In der heutigen schnelllebigen digitalen Landschaft ist die Benutzererfahrung (UX) ein entscheidender Erfolgsfaktor für jedes digitale Produkt oder jede Dienstleistung. Dennoch haben viele Digitalverantwortliche, die ihre Teams besetzen müssen, weiterhin Schwierigkeiten, zwischen den Rollen des UX Designers und des Product Designers zu unterscheiden und wissen nicht, welche davon sie einstellen sollen.
Als Designforscherin, Strategin und Führungskraft in einem digitalen Designteam einer großen Finanzinstitution in Kanada bin ich immer wieder mit der Diskussion „Product Designer vs. UX Designer“ konfrontiert worden und habe viel über die Definitionen dieser Jobtitel sowie die wichtigsten Unterschiede zwischen beiden Stellenbeschreibungen gelernt.
Wenn Sie Produktmanager, Product Owner, Projektmanager oder Manager für digitale Transformation sind, hilft Ihnen dieser Artikel dabei, die Unterschiede zwischen den Rollen besser zu verstehen und zu beurteilen, wie Sie Ihre Teams mit Designprofis mit den jeweils relevantesten Kompetenzen besetzen können.
Ganz gleich, ob Sie die Nutzererfahrung eines bestehenden Produkts verbessern oder eine neue Lösung von Grund auf auf Basis der Nutzerbedürfnisse gestalten möchten: Das Verständnis für die Aufgaben und Verantwortlichkeiten dieser beiden Positionen ist entscheidend für den nachhaltigen Erfolg.
Woher stammen die heutigen Jobtitel?
Beide Berufsbezeichnungen haben eine lange Geschichte, die sich über mehrere Jahrzehnte erstreckt. Sie wurden zu unterschiedlichen Zeiten geprägt und ihre Bedeutungen haben sich im Laufe der Zeit immer wieder verändert.

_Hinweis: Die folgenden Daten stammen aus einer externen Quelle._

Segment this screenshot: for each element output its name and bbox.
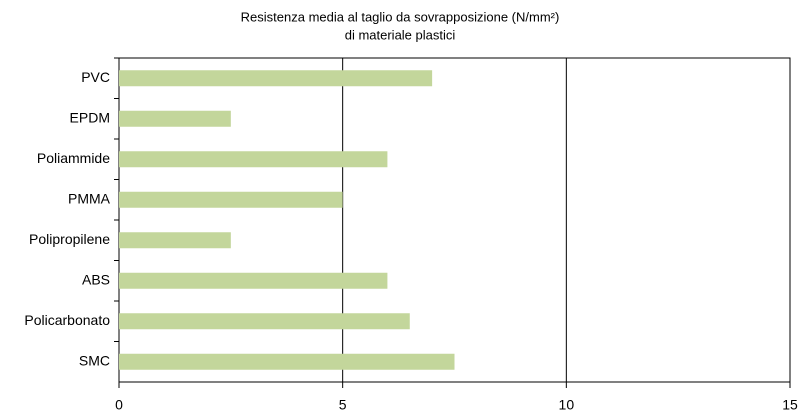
chart-title: Resistenza media al taglio da sovrapposi… xyxy=(241,9,560,24)
x-tick-label: 15 xyxy=(782,397,798,413)
y-tick-label: PVC xyxy=(81,69,110,85)
bar xyxy=(119,232,231,249)
plot-area xyxy=(118,57,791,383)
bar xyxy=(119,151,388,168)
x-tick-label: 5 xyxy=(339,397,347,413)
x-tick-label: 10 xyxy=(559,397,575,413)
bar xyxy=(119,353,455,370)
bar xyxy=(119,191,343,208)
y-tick-label: SMC xyxy=(79,352,110,368)
y-tick-label: ABS xyxy=(82,271,110,287)
x-tick-label: 0 xyxy=(115,397,123,413)
bar xyxy=(119,272,388,289)
chart-title: di materiale plastici xyxy=(345,27,456,42)
y-tick-label: Polipropilene xyxy=(29,231,110,247)
bar xyxy=(119,313,410,330)
bar xyxy=(119,70,433,87)
y-tick-label: Policarbonato xyxy=(24,312,110,328)
y-tick-label: EPDM xyxy=(70,109,110,125)
y-tick-label: PMMA xyxy=(68,190,111,206)
bar xyxy=(119,110,231,127)
y-tick-label: Poliammide xyxy=(37,150,110,166)
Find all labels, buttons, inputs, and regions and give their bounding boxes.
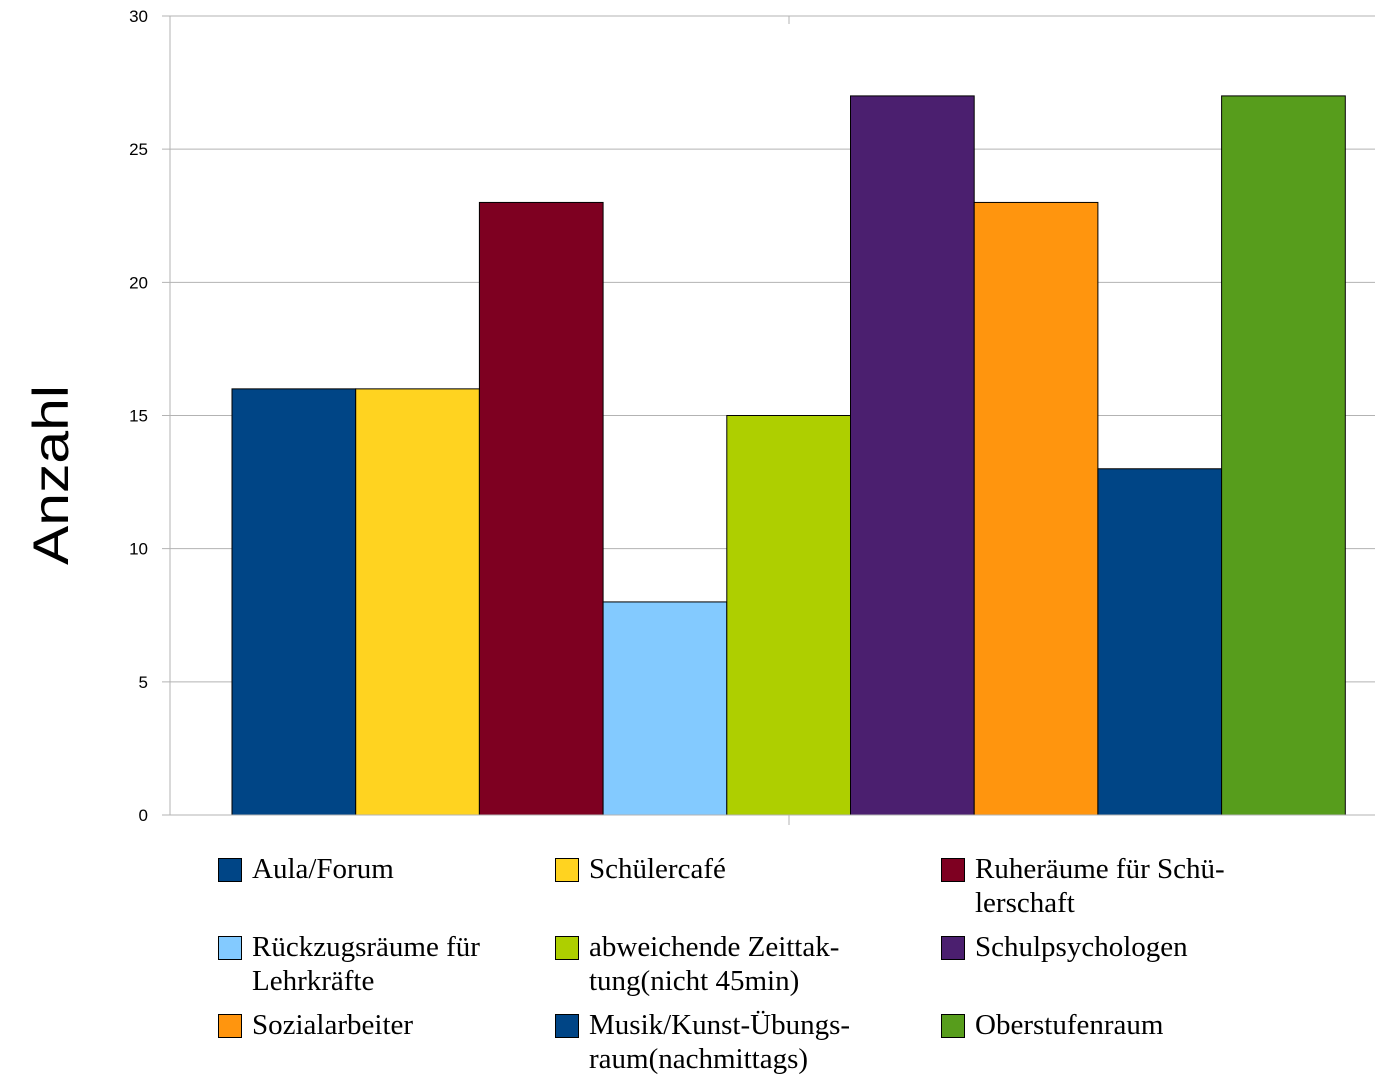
- legend-item: Schülercafé: [555, 852, 726, 886]
- legend-label: Schülercafé: [589, 853, 726, 885]
- legend-swatch: [218, 936, 242, 960]
- bars: [231, 95, 1346, 816]
- bar-5: [726, 415, 851, 816]
- legend-swatch: [555, 936, 579, 960]
- legend-swatch: [941, 1014, 965, 1038]
- y-tick-label: 25: [129, 140, 148, 159]
- y-tick-label: 5: [139, 673, 148, 692]
- legend-item: Aula/Forum: [218, 852, 394, 886]
- bar-3: [478, 201, 604, 816]
- legend-swatch: [941, 858, 965, 882]
- legend-item: Rückzugsräume für Lehrkräfte: [218, 930, 480, 998]
- bar-7: [973, 201, 1099, 816]
- legend-swatch: [218, 858, 242, 882]
- y-tick-label: 10: [129, 540, 148, 559]
- legend-item: Sozialarbeiter: [218, 1008, 413, 1042]
- legend-label: Oberstufenraum: [975, 1009, 1164, 1041]
- legend-label: Sozialarbeiter: [252, 1009, 414, 1041]
- legend-label: Rückzugsräume für Lehrkräfte: [252, 931, 480, 997]
- legend-label: abweichende Zeittak-tung(nicht 45min): [589, 931, 840, 997]
- bar-4: [602, 601, 728, 816]
- legend-swatch: [941, 936, 965, 960]
- legend-item: abweichende Zeittak-tung(nicht 45min): [555, 930, 839, 998]
- y-tick-label: 0: [139, 806, 148, 825]
- legend-label: Musik/Kunst-Übungs-raum(nachmittags): [589, 1009, 851, 1075]
- legend-item: Schulpsychologen: [941, 930, 1188, 964]
- legend-label: Schulpsychologen: [975, 931, 1188, 963]
- y-tick-label: 30: [129, 7, 148, 26]
- bar-6: [850, 95, 975, 816]
- legend-item: Ruheräume für Schü-lerschaft: [941, 852, 1225, 920]
- bar-8: [1097, 468, 1223, 816]
- y-axis-label: Anzahl: [23, 385, 79, 565]
- axes: [162, 16, 1375, 825]
- legend-label: Ruheräume für Schü-lerschaft: [975, 853, 1225, 919]
- legend-swatch: [218, 1014, 242, 1038]
- y-tick-label: 20: [129, 273, 148, 292]
- legend-swatch: [555, 858, 579, 882]
- legend-item: Oberstufenraum: [941, 1008, 1163, 1042]
- legend-item: Musik/Kunst-Übungs-raum(nachmittags): [555, 1008, 850, 1076]
- bar-1: [231, 388, 357, 816]
- legend-swatch: [555, 1014, 579, 1038]
- legend-label: Aula/Forum: [252, 853, 394, 885]
- bar-2: [355, 388, 480, 816]
- y-tick-labels: 0 5 10 15 20 25 30: [129, 7, 148, 825]
- y-tick-label: 15: [129, 407, 148, 426]
- bar-9: [1221, 95, 1346, 816]
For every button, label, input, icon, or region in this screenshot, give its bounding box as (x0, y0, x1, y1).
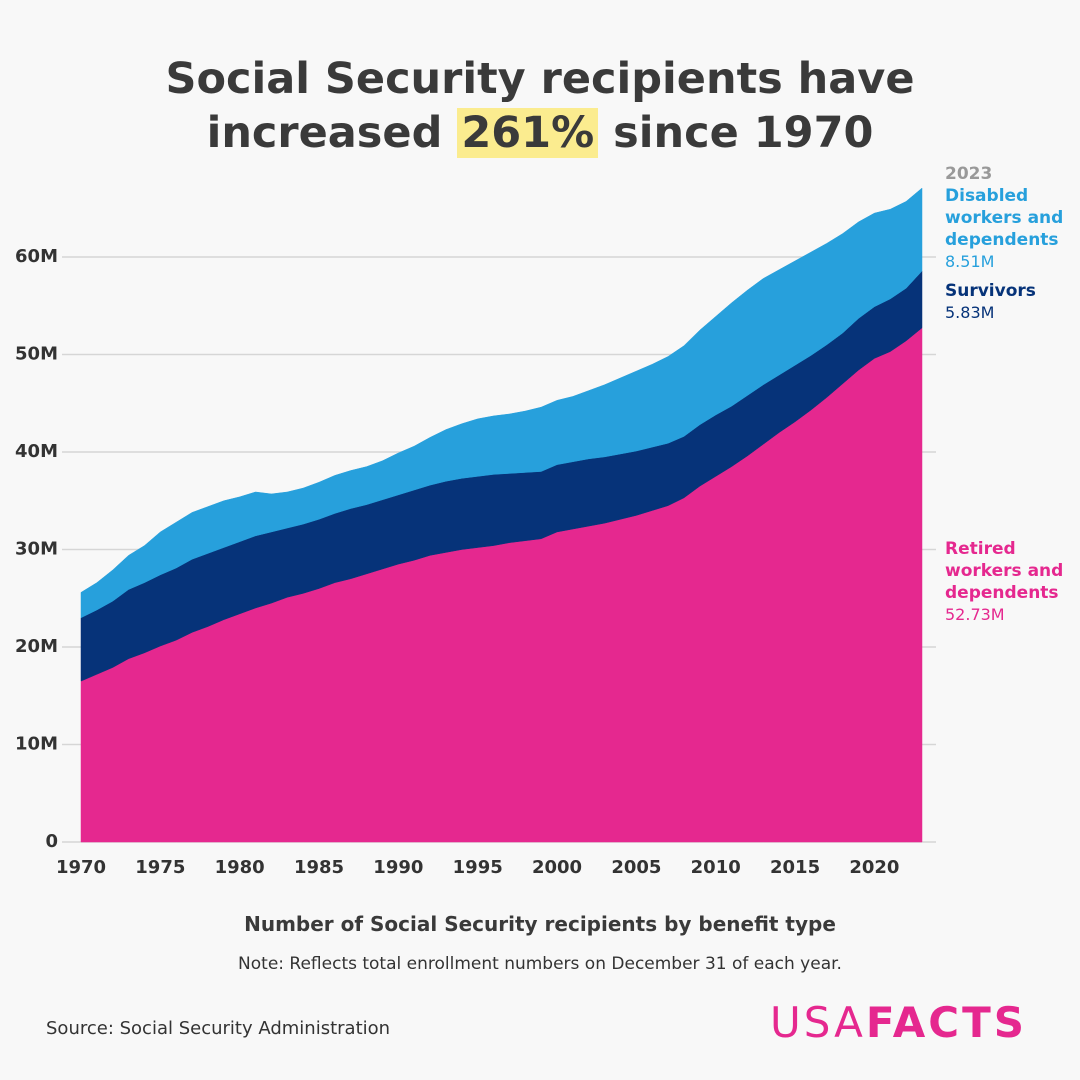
y-tick-label: 20M (15, 636, 58, 657)
logo-light: USA (770, 998, 866, 1047)
source: Source: Social Security Administration (46, 1018, 391, 1039)
title-text: since 1970 (613, 108, 874, 158)
legend-year: 2023 (945, 164, 993, 184)
y-tick-label: 40M (15, 441, 58, 462)
y-tick-label: 50M (15, 344, 58, 365)
x-tick-label: 1990 (373, 857, 423, 878)
legend-value: 8.51M (945, 252, 995, 271)
legend-value: 5.83M (945, 303, 995, 322)
area (80, 187, 923, 619)
y-tick-label: 10M (15, 734, 58, 755)
x-tick-label: 1985 (294, 857, 344, 878)
x-tick-label: 1980 (215, 857, 265, 878)
legend-value: 52.73M (945, 605, 1005, 624)
legend-label: Survivors (945, 281, 1036, 301)
x-tick-label: 2020 (849, 857, 899, 878)
x-axis-title: Number of Social Security recipients by … (244, 912, 836, 936)
x-tick-label: 1995 (453, 857, 503, 878)
legend-label: Retired workers and dependents (945, 539, 1064, 603)
x-tick-label: 2015 (770, 857, 820, 878)
logo-bold: FACTS (865, 998, 1028, 1047)
x-tick-label: 1975 (135, 857, 185, 878)
x-tick-label: 1970 (56, 857, 106, 878)
x-tick-label: 2005 (611, 857, 661, 878)
title-highlight: 261% (457, 108, 599, 158)
y-tick-label: 0 (45, 831, 58, 852)
x-tick-label: 2000 (532, 857, 582, 878)
y-tick-label: 60M (15, 246, 58, 267)
title-text: increased (206, 108, 443, 158)
x-tick-label: 2010 (691, 857, 741, 878)
y-tick-label: 30M (15, 539, 58, 560)
title-line: increased 261% since 1970 (0, 106, 1080, 160)
legend-label: Disabled workers and dependents (945, 186, 1064, 250)
logo: USAFACTS (770, 998, 1027, 1047)
note: Note: Reflects total enrollment numbers … (238, 954, 842, 974)
title-line: Social Security recipients have (165, 54, 915, 104)
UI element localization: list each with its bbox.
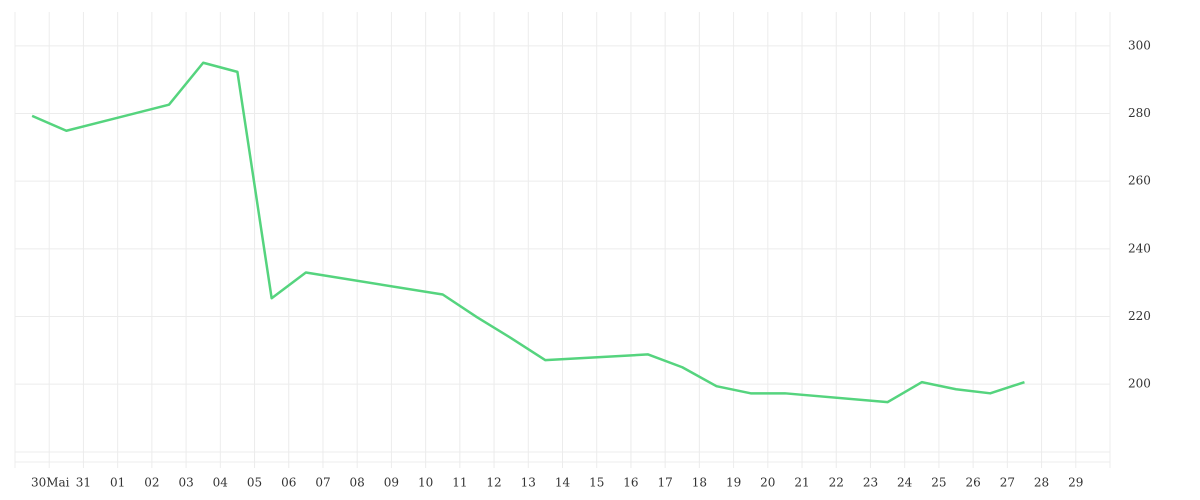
x-tick-label: 06 — [281, 476, 296, 490]
x-tick-label: 03 — [178, 476, 193, 490]
x-tick-label: 04 — [213, 476, 229, 490]
x-tick-label: 07 — [315, 476, 330, 490]
x-tick-label: 24 — [897, 476, 913, 490]
x-tick-label: 30 — [31, 476, 46, 490]
data-line — [31, 61, 1025, 404]
x-tick-label: 16 — [623, 476, 638, 490]
y-tick-label: 280 — [1128, 106, 1151, 120]
x-tick-label: 13 — [521, 476, 536, 490]
x-tick-label: 22 — [829, 476, 844, 490]
x-tick-label: 23 — [863, 476, 878, 490]
x-tick-label: 18 — [692, 476, 707, 490]
x-tick-label: 02 — [144, 476, 159, 490]
x-tick-label: 12 — [486, 476, 501, 490]
x-tick-label: 26 — [965, 476, 980, 490]
x-tick-label: 01 — [110, 476, 125, 490]
y-tick-label: 200 — [1128, 377, 1151, 391]
x-tick-label: 11 — [452, 476, 467, 490]
x-tick-label: 27 — [1000, 476, 1015, 490]
month-label: Mai — [46, 476, 69, 490]
x-tick-label: 25 — [931, 476, 946, 490]
y-tick-label: 300 — [1128, 38, 1151, 52]
x-tick-label: 28 — [1034, 476, 1049, 490]
x-tick-label: 05 — [247, 476, 262, 490]
y-tick-label: 260 — [1128, 174, 1151, 188]
x-tick-label: 09 — [384, 476, 399, 490]
x-tick-label: 14 — [555, 476, 571, 490]
x-tick-label: 31 — [76, 476, 91, 490]
x-tick-label: 21 — [794, 476, 809, 490]
x-tick-label: 17 — [658, 476, 673, 490]
y-tick-label: 220 — [1128, 309, 1151, 323]
x-tick-label: 29 — [1068, 476, 1083, 490]
x-tick-label: 20 — [760, 476, 775, 490]
x-tick-label: 08 — [350, 476, 365, 490]
x-tick-label: 10 — [418, 476, 433, 490]
x-tick-label: 19 — [726, 476, 741, 490]
y-tick-label: 240 — [1128, 241, 1151, 255]
x-tick-label: 15 — [589, 476, 604, 490]
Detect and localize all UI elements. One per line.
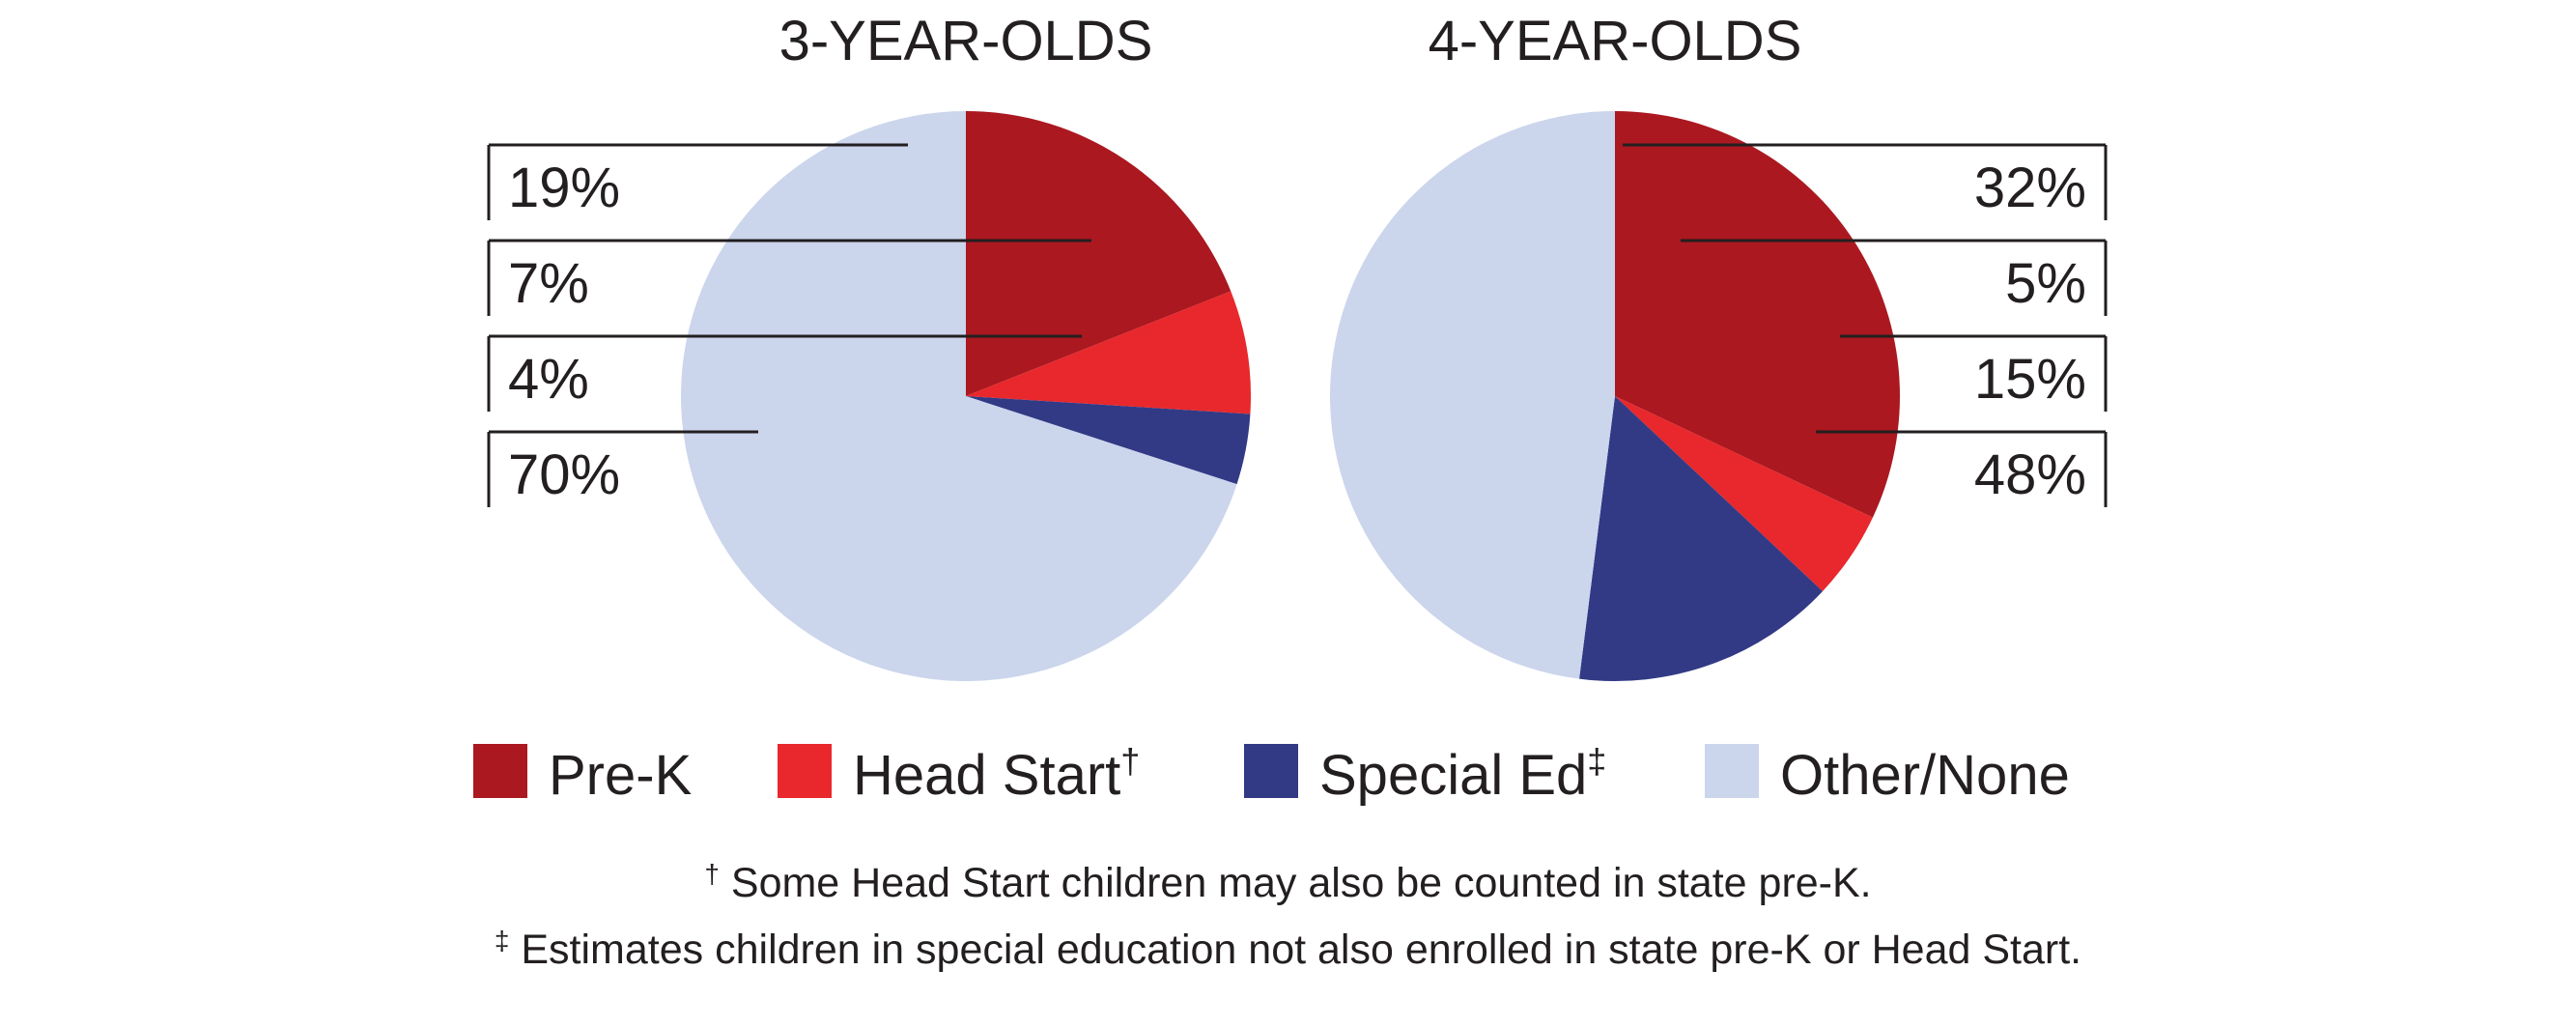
data-label-pre-k: 32%: [1974, 157, 2086, 219]
pie-slice-pre-k: [1615, 111, 1900, 518]
footnote-head-start: † Some Head Start children may also be c…: [0, 845, 2576, 912]
data-label-head-start: 7%: [508, 252, 589, 315]
footnotes: † Some Head Start children may also be c…: [0, 845, 2576, 979]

Außerdem habe ich berücksichtigt, wie regionale sprachliche Unterschiede die Popularität der einen oder anderen Stellenbeschreibung beeinflussen können, und einen genaueren Blick auf die Aufgaben und Verantwortlichkeiten jeder Rolle geworfen, um deutlicher herauszuarbeiten, welcher Jobtitel in welcher Situation am besten passt. Schauen wir uns das nun genauer an.
Product Designer
Der Begriff „Product Designer“ entstand während der Industriellen Revolution, als sich Designer darauf konzentrierten, physische Maschinen, Werkzeuge und Geräte zu entwickeln, die gleichermaßen funktional und optisch ansprechend waren. Mit dem technologischen Fortschritt begannen Designer, auch digitale Produkte wie Software und Mobile Apps zu entwerfen – damit entstand der Begriff „Product Designer“ als Sammelbegriff für die Gestaltung sowohl physischer als auch digitaler Objekte.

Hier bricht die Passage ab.